Who can sign, and who can carry

They can sign if they…

  • Live inside the MCPASD district
  • Are 18 or older
  • Have lived at that address 28+ days
  • Are a U.S. citizen

They do not need kids in the schools, and they do not need to be registered to vote right now — just eligible.

The signature is void if…

  • They live outside the district
  • Someone signed on their behalf
  • The municipality is wrong or blank
  • It's a P.O. box
  • The circulator box is unsigned

Getting the sheet back to us

Any of these works — pick whichever is easiest.

Text a photo the moment you finish. Snap every page and send it. That way we can start logging it even if the paper takes a few days to reach us. The photo does not replace the paper — the original has to physically reach the clerk — but it means nothing is lost if a sheet goes astray.

Then get us the original. Hand it to any circulator, drop it off, or mail it. Contact details are on the home page.
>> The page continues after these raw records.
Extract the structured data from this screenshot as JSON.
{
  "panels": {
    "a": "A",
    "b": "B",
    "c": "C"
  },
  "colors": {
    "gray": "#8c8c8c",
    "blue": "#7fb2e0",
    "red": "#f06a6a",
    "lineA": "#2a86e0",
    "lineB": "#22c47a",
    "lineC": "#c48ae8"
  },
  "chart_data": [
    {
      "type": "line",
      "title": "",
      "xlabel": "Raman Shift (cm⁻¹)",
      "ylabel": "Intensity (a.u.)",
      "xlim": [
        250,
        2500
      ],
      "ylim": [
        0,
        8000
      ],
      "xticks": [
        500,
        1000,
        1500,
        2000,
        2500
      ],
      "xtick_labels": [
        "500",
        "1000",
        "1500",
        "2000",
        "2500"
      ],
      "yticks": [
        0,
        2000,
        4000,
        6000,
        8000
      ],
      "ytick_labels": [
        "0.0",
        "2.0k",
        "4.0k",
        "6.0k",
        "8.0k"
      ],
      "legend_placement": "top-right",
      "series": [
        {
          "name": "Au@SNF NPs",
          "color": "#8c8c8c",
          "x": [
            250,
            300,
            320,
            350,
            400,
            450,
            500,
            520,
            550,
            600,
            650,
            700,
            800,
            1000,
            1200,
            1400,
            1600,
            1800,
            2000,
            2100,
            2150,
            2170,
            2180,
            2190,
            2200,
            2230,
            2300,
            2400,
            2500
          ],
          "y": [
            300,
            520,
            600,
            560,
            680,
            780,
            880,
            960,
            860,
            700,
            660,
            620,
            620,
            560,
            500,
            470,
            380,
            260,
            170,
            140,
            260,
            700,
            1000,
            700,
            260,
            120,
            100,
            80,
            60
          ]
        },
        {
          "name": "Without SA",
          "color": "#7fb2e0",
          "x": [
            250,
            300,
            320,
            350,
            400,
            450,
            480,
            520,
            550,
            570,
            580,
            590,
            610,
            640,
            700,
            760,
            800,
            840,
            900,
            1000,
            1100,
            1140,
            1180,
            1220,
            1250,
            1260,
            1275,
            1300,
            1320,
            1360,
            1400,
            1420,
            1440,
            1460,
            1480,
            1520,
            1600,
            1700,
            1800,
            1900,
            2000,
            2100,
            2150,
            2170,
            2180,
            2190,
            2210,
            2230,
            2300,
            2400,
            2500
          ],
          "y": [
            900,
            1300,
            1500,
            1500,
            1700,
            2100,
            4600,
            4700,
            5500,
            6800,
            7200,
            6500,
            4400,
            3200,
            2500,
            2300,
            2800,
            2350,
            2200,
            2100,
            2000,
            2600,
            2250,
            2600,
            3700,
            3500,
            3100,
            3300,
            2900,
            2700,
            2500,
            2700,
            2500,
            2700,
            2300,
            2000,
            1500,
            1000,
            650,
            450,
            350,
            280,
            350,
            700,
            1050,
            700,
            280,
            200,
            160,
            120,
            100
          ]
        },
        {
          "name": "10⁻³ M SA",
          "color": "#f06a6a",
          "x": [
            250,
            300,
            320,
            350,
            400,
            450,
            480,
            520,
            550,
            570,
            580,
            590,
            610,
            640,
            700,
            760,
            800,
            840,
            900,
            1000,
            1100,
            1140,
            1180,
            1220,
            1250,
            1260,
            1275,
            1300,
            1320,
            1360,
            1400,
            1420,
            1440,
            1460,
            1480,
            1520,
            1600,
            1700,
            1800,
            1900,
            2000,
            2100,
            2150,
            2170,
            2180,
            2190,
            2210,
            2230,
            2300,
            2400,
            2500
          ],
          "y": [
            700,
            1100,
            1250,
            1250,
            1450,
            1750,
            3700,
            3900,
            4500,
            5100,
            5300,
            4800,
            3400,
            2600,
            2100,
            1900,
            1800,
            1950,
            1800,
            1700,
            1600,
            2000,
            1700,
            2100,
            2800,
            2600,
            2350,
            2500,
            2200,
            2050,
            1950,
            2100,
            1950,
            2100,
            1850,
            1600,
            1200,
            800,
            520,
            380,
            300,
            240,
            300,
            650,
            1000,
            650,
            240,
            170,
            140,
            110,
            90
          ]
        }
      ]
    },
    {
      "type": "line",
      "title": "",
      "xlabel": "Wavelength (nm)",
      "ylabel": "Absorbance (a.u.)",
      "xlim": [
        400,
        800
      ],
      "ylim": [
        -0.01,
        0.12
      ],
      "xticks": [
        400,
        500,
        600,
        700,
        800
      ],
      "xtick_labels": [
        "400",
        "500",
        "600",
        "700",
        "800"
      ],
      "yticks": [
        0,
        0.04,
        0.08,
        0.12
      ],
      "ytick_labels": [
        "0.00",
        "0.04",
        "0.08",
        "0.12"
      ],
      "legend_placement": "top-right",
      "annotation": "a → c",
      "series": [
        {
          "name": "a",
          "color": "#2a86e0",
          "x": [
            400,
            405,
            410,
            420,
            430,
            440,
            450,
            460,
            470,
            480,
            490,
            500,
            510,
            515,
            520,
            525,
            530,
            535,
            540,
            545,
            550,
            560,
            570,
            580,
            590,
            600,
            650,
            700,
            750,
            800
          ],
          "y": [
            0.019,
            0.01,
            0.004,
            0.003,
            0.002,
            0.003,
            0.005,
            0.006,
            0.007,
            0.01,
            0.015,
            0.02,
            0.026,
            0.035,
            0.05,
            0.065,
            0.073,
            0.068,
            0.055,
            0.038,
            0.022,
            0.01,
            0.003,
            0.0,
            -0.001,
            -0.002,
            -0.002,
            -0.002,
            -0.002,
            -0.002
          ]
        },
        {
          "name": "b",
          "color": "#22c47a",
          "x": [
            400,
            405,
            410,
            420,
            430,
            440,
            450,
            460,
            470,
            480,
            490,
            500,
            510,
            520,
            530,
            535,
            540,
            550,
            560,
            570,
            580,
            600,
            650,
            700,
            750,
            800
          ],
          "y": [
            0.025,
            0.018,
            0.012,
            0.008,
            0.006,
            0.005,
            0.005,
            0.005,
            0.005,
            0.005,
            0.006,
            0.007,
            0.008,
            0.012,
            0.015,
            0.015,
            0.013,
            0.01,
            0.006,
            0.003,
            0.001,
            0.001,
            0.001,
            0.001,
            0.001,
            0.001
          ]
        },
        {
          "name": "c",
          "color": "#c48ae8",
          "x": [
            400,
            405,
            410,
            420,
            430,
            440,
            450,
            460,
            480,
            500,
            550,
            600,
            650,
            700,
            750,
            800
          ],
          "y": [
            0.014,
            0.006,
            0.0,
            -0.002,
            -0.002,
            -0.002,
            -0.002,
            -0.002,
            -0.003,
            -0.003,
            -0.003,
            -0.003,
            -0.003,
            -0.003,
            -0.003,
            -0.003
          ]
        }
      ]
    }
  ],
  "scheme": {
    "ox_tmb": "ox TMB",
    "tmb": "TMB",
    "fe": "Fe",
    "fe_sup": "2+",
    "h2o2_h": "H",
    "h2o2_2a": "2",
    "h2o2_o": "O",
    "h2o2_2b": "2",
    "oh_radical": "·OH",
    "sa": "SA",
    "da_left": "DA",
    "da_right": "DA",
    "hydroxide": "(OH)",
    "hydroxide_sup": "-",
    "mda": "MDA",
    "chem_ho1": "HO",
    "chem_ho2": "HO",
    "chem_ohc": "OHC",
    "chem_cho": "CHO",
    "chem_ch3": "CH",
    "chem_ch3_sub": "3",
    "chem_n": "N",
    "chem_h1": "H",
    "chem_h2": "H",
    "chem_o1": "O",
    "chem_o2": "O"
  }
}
Deadline: Thursday, August 20. Sheets in our hands by then — we file with the district on Friday, August 21. State law requires the petition be filed at least 30 days before the Annual Meeting on September 22. There is no extension, no grace period, and no appeal. A sheet that turns up on August 22 is worth nothing at all.

And then — show up

Signatures only get this onto the agenda. What actually decides it is a show of hands at the Annual Meeting — Tuesday, September 22, 7:00 PM — and only the people in the room get to vote. Five hundred signatures can be beaten by forty people in chairs. Put it in your calendar now, and bring somebody with you.

Open Seats MCPASD — a parent-led citizen petition under Wis. Stat. § 120.02. Volunteer-run. No PAC, no party.